Congressman Smith, unsurprisingly, believes there’s an Act for that—specifically the wordy but acronym-friendly Technology and Research Accelerating National Security and Future Economic Resiliency (TRANSFER) Act of 2013, which he co-sponsored. “The bill”, he believes, “will give researchers and universities incentives to partner with entrepreneurs and venture capitalists in order to move new technologies from the laboratory to the marketplace”.
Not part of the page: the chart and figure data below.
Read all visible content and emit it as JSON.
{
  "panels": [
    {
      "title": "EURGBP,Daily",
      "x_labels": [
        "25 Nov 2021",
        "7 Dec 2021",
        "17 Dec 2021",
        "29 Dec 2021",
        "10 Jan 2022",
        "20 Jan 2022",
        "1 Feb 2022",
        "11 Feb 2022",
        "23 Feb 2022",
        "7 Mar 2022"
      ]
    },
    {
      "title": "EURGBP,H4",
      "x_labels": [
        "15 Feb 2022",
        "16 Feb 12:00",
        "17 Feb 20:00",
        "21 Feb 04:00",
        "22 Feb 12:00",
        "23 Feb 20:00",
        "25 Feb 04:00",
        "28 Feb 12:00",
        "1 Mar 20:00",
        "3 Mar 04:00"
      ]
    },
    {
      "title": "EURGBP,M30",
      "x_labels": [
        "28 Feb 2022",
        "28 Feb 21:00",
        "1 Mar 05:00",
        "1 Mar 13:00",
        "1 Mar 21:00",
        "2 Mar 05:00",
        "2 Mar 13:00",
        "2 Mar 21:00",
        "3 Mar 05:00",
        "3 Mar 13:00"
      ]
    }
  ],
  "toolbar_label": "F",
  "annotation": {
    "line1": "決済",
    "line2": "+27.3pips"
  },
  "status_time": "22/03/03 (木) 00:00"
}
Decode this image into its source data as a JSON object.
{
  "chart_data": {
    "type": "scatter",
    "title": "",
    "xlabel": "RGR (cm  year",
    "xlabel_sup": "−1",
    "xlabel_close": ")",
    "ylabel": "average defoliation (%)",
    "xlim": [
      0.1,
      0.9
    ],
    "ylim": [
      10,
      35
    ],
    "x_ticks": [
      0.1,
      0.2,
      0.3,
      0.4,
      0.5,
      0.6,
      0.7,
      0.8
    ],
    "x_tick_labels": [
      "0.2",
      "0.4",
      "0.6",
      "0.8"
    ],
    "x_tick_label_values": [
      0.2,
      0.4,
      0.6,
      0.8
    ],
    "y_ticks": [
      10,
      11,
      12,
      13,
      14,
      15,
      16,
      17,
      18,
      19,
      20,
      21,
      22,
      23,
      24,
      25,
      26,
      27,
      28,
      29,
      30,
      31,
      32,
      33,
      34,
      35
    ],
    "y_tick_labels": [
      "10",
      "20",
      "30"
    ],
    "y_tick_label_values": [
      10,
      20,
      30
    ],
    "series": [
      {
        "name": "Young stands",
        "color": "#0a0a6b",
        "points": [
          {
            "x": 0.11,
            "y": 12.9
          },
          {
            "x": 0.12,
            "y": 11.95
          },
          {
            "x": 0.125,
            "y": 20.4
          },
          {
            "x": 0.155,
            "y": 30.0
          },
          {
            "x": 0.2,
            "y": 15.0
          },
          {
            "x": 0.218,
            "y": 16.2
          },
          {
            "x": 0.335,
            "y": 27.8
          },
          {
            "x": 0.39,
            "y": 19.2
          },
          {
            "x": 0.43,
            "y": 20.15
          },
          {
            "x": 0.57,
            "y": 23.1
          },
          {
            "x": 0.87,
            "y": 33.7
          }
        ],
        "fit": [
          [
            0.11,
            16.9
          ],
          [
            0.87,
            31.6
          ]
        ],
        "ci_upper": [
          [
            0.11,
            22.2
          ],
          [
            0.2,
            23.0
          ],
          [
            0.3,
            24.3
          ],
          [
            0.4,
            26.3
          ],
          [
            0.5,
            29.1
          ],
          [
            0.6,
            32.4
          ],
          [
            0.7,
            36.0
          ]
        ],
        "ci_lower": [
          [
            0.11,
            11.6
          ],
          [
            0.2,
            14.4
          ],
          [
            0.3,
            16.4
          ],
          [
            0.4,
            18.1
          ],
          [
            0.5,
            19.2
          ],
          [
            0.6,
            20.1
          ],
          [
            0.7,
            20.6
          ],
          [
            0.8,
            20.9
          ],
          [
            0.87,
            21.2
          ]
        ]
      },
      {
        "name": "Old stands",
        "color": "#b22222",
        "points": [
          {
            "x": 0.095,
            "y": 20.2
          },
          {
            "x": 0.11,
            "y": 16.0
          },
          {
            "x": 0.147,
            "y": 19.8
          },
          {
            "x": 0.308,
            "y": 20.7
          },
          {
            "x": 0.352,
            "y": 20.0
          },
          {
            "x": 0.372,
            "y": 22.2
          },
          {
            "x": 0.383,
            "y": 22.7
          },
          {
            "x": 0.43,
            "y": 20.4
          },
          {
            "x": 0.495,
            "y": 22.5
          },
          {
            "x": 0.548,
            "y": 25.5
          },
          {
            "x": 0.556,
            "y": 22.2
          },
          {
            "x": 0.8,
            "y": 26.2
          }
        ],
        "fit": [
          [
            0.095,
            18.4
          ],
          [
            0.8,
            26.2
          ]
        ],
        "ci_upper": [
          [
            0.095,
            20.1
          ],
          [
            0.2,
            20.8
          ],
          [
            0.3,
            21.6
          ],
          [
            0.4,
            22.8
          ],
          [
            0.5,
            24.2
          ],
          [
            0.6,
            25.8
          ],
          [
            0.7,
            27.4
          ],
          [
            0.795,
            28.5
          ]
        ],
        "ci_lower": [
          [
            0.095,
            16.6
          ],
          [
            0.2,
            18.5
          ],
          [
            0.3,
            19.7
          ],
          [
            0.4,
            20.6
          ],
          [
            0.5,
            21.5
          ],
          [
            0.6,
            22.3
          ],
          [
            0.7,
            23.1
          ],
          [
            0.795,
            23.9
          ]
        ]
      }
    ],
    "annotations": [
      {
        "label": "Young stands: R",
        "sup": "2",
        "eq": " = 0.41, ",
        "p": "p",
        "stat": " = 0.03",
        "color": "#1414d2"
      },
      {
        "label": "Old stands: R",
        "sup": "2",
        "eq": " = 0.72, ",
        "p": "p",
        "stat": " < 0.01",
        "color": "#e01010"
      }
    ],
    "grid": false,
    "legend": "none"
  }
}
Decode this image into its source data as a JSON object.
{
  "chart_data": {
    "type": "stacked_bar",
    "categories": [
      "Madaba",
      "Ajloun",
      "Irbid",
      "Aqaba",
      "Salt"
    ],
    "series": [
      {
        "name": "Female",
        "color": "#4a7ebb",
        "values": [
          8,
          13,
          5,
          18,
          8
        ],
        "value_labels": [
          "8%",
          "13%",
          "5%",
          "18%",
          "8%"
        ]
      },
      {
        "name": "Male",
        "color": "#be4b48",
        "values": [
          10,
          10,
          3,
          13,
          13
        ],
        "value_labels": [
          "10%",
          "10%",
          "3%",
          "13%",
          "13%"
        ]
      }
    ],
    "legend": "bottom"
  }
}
Tim Persons, the GAO’s chief scientist, believes that if policymakers want to address the missing middle, there are existing “industrial commons” in America that show how this might be done. He cites the College of Nanoscale Science and Engineering (CNSE), based in New York’s Hudson Valley, home to many semiconductor firms. Part of the State University of New York, CNSE is an R&D, prototyping and educational public-private partnership focused on nanotechnology, with some 300 partners that range from industrial giants such as IBM to community colleges. Among other things, the $20 billion project enables pre-competitive collaboration among its partners, who are able to use high-tech CNSE equipment (such as nano-fabrication facilities costing hundreds of millions of dollars apiece) that would be too expensive for individual firms to buy.
There are a handful of such nano-commons in America, and some of the GAO’s experts would like the federal government to kick-start more. In reality, alas, federal funding for three of the existing centres ends this year, and for a fourth in 2015. Small wonder the GAO worries that America could end up as a small player in what will be a vast but vanishingly small business.